Isla Refinery has a nominal capacity of 335 MBD; it processes light and heavy Venezuelan crude. The products obtained are mainly supplied to the Caribbean and Central America, while a small portion is delivered to Curacao. The Isla Refinery has a Lubricants Complex for the production of paraffinic and naphthenic bases.
In 2015, the volume of crude processed was 178 MBD; 5 MBD of inputs for processes and mixtures were received. With this level of crude and inputs, 183 MBD of products were obtained, of which 51 MBD corresponds to gasoline and naphtha, 53 MBD to jet and distillate, 57 MBD to residual, 2 MBD to asphalt, MBD to lubricants and 17 MBD of others products. Operationally, the inputs and products of the Isla Refinery are accounted for within the International Refining System and exchanged with the National Refining System, so the volumes of both systems are not added directly. • Cuvenpetrol, S.A. -Camilo Cienfuegos Refinery
On April 10, 2006, the joint venture PDV Cupet, S.A., was set up to purchase, store, refine and market hydrocarbons and their derivatives. It consists of Comercial Cupet, S.A. (51%) and PDVSA Cuba, S.A. (49%). In 2009, it became the joint venture Cuvenpetrol, SA, with the strategic objective of developing an energy hub in the Republic of Cuba by increasing the refining capacity to obtain high quality finished products using deep conversion and generating inputs for the development of the petrochemical industry. The joint venture implemented the Cienfuegos Refinery Reactivation Project in December 2007, with capacity to process 65 MBD of crude oil.

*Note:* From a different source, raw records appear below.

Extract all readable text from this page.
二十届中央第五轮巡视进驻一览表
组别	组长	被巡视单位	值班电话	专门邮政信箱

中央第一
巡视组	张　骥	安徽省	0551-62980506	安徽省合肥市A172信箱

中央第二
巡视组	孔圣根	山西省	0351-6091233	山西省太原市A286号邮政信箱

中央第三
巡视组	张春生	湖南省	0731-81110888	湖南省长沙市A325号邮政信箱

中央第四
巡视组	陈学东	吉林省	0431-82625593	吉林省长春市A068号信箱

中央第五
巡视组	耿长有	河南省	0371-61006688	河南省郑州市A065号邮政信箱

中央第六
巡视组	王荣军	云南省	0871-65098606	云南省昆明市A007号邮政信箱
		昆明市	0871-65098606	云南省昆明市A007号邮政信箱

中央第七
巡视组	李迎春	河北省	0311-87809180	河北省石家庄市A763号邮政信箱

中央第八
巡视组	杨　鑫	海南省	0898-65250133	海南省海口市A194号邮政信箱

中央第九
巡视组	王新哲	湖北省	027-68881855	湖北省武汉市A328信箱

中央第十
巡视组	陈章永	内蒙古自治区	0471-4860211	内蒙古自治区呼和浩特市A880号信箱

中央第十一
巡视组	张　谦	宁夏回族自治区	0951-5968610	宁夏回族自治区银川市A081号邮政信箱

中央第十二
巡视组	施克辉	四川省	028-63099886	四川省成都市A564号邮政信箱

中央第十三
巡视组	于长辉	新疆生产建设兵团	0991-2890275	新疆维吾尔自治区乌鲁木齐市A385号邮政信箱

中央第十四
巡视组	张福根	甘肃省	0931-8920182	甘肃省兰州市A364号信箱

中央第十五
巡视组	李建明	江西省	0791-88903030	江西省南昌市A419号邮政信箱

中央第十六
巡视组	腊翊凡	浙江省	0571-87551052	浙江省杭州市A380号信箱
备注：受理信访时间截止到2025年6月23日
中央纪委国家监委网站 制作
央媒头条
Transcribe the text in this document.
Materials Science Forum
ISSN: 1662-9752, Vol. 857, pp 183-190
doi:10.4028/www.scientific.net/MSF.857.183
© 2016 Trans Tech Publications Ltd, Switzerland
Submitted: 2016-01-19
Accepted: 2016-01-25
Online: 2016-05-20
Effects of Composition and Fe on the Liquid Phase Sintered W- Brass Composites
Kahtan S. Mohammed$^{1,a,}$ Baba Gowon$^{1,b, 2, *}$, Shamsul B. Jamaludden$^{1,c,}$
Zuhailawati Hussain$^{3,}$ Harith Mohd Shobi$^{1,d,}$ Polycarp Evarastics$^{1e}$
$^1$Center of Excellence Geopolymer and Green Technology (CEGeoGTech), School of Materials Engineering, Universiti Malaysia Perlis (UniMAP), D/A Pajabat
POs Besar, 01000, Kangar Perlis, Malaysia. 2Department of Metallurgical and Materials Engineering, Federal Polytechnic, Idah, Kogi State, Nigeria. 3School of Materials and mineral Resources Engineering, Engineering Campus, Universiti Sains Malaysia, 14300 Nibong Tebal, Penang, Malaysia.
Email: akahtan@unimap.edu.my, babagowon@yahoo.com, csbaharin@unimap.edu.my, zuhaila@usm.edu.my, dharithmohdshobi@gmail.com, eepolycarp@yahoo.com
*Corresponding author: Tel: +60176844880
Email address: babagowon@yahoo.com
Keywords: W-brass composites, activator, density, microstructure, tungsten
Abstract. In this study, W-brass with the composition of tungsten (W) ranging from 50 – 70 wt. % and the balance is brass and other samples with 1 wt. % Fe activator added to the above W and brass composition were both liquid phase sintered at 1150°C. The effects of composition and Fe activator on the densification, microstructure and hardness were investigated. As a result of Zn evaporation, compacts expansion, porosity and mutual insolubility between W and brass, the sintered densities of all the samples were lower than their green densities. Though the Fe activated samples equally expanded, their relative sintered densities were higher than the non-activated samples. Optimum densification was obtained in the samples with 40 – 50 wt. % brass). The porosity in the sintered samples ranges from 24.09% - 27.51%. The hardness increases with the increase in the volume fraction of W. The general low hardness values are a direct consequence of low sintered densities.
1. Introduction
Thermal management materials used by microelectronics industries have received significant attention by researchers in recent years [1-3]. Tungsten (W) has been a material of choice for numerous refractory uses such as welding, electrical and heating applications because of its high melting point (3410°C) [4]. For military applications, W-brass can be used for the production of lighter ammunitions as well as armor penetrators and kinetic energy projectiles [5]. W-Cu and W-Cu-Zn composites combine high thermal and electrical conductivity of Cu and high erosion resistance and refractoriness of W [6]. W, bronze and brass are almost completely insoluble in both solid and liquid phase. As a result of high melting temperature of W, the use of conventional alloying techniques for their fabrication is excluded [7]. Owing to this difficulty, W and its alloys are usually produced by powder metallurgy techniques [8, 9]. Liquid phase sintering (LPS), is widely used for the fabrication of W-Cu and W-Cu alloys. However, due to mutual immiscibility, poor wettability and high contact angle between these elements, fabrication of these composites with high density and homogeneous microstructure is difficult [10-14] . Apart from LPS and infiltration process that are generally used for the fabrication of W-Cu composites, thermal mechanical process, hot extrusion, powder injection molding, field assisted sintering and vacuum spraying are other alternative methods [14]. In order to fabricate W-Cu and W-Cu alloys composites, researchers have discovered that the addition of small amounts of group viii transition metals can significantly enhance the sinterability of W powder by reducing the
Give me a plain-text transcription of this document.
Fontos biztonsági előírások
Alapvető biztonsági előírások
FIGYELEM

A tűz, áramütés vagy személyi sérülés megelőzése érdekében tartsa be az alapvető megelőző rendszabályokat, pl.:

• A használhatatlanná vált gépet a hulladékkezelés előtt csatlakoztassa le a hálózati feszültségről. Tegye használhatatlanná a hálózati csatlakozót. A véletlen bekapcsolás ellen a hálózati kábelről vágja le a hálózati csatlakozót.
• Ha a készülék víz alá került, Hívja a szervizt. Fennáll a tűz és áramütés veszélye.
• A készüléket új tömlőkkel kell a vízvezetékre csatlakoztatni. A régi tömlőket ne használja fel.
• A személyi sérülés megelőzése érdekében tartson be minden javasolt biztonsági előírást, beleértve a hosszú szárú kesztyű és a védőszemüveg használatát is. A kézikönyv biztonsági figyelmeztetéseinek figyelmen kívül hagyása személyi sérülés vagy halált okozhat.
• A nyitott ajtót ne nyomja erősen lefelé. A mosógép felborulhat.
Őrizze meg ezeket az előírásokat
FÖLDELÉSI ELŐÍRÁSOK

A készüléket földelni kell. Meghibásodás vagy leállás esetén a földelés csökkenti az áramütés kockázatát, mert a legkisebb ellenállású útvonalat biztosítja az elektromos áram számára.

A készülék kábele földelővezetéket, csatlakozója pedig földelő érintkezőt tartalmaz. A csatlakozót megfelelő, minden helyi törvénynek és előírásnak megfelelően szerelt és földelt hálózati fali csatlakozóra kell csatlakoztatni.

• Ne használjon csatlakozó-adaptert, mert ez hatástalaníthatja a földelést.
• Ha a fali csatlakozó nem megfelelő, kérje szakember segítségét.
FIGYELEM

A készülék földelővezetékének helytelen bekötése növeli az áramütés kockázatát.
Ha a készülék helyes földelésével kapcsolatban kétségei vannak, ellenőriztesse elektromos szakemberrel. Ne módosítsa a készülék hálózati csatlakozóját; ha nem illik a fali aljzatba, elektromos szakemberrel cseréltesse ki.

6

In 2015, the volume of crude processed in the refinery was 49 MBD and a production of 7 MBD of gasoline and naphtha, 18 MBD of jet and distillate, 21 MBD of residual and 3 MBD of other products and specialties.
• Petrojam Limited - Kingston Refinery
On August 14, 2006, under the PETROCARIBE Agreement, the partnership agreement between PDV Caribe and the Petroleum Corporation of Jamaica (PCJ) was signed; it was consolidated on January 30, 2008 with the creation of the joint venture Petrojam Ltd (PCJ 51%, PDV Caribe 49%).
The Kingston Refinery is located in the Port of Kingston, and since 1993 it has operated profitably in an unregulated and competitive market. The refinery has an installed capacity of 35 MBD. In 2015, the volume of crude processed was 22 MBD, with 3 MBD of gasoline and naphtha, 5 MBD of jet and distillates, 12 MBD of waste and 2 MBD of other products and specialties.